Comme pour s’excuser de leurs indélicatesses, ils firent de toi la petite reine d’un assourdissant cortège de lumières qui te mena jusqu’au milieu d’un champ où l’on t’abandonna seule et triste.

 

Mais toi, ma jolie petite valise, en grande dame du monde que tu n’as jamais cessé d’être, tu as su te dresser. Bien droite et bien digne dans le froid et l’humidité pour faire comprendre à cette bande de spadassins de quel cuir est faite une noble mallette.

 

Un petit robot est ensuite venu te voir. Même si tu savais qu’il n’était qu’un valet de tes tortionnaires, tu aurais tout de même voulu pouvoir discuter.
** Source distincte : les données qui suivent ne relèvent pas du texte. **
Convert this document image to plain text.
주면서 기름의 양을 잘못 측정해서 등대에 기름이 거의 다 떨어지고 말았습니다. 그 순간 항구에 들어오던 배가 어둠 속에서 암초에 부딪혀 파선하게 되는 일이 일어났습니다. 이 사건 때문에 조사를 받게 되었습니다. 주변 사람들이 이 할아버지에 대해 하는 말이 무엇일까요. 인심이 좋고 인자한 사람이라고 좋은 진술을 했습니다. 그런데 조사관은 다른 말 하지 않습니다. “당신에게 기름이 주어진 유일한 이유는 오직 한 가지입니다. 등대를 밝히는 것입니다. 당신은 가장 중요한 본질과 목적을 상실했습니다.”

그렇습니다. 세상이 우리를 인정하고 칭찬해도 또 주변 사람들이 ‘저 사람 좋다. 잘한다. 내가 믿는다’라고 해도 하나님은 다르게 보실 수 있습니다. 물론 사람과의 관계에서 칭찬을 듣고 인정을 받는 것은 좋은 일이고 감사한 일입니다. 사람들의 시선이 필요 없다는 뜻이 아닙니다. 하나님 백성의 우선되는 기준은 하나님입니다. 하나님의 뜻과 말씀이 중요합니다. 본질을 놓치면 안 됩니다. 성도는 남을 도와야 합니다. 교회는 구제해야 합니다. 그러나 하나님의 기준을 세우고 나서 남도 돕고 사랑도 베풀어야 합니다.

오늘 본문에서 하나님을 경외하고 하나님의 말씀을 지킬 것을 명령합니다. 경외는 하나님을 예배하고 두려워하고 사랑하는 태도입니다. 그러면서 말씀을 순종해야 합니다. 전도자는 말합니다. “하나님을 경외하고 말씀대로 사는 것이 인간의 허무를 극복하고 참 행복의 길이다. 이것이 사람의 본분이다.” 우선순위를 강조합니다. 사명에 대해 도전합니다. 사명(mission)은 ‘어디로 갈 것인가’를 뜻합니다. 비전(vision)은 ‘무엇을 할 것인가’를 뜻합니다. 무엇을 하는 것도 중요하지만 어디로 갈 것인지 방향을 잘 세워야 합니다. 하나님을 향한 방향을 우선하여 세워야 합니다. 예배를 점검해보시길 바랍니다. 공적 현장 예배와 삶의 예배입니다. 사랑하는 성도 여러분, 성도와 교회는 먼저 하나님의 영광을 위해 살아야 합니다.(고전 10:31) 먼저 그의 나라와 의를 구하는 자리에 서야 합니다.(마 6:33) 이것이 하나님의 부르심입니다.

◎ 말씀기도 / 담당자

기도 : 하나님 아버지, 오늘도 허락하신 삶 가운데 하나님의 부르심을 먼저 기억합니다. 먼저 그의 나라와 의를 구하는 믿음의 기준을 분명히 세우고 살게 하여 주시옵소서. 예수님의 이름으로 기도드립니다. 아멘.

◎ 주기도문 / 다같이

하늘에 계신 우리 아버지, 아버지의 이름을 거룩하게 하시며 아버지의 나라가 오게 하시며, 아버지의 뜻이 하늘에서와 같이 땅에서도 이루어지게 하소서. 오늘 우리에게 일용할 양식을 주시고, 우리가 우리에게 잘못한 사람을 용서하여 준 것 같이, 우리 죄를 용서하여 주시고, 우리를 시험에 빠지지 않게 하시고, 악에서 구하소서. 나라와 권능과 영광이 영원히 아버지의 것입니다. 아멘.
Car malgré tes airs princiers, tu n’étais pas bien rassurée.

 

Hélas, mille fois hélas, mon adorable petite chose, l’engin ne connaissait qu’un seul langage. Celui du canon qui lui servait de figure de proue. Eventrée, déchiquetée, tu as montré comment meurt une dame du monde. Gisant sur le flan, tu n’as pas explosé.

 

Sans la moindre pudeur envers tes restes encore fumants, tes bourreaux son venus fourrager tes entrailles pour leurs extirper les dernières réponses. Ton sein recelait bien des dispositifs électroniques, mécaniques et métalliques. Ce bourdonnement qui t’a valu une exécution sans appel ne provenait cependant d’aucun engin de mort. Il venait d’un vibromasseur, laissé allumé par mégarde. Et ce vrombissant ustensile était loin d’être le plus étrange ou le plus déroutant de ce que renfermait ton cuir si fin et si raffiné.

 

Nul ne vint jamais réclamer tes restes. Nul ne vint jamais rendre hommage à ta mémoire de jolie petite mallette, fidèle jusqu’à la mort aux secrets de cette main tant aimée.

 

Bien à toi, jolie petite chose si courageuse, puisses tu trouver les portes du paradis des valises grandes ouvertes, pour rendre honneur à ton sacrifice.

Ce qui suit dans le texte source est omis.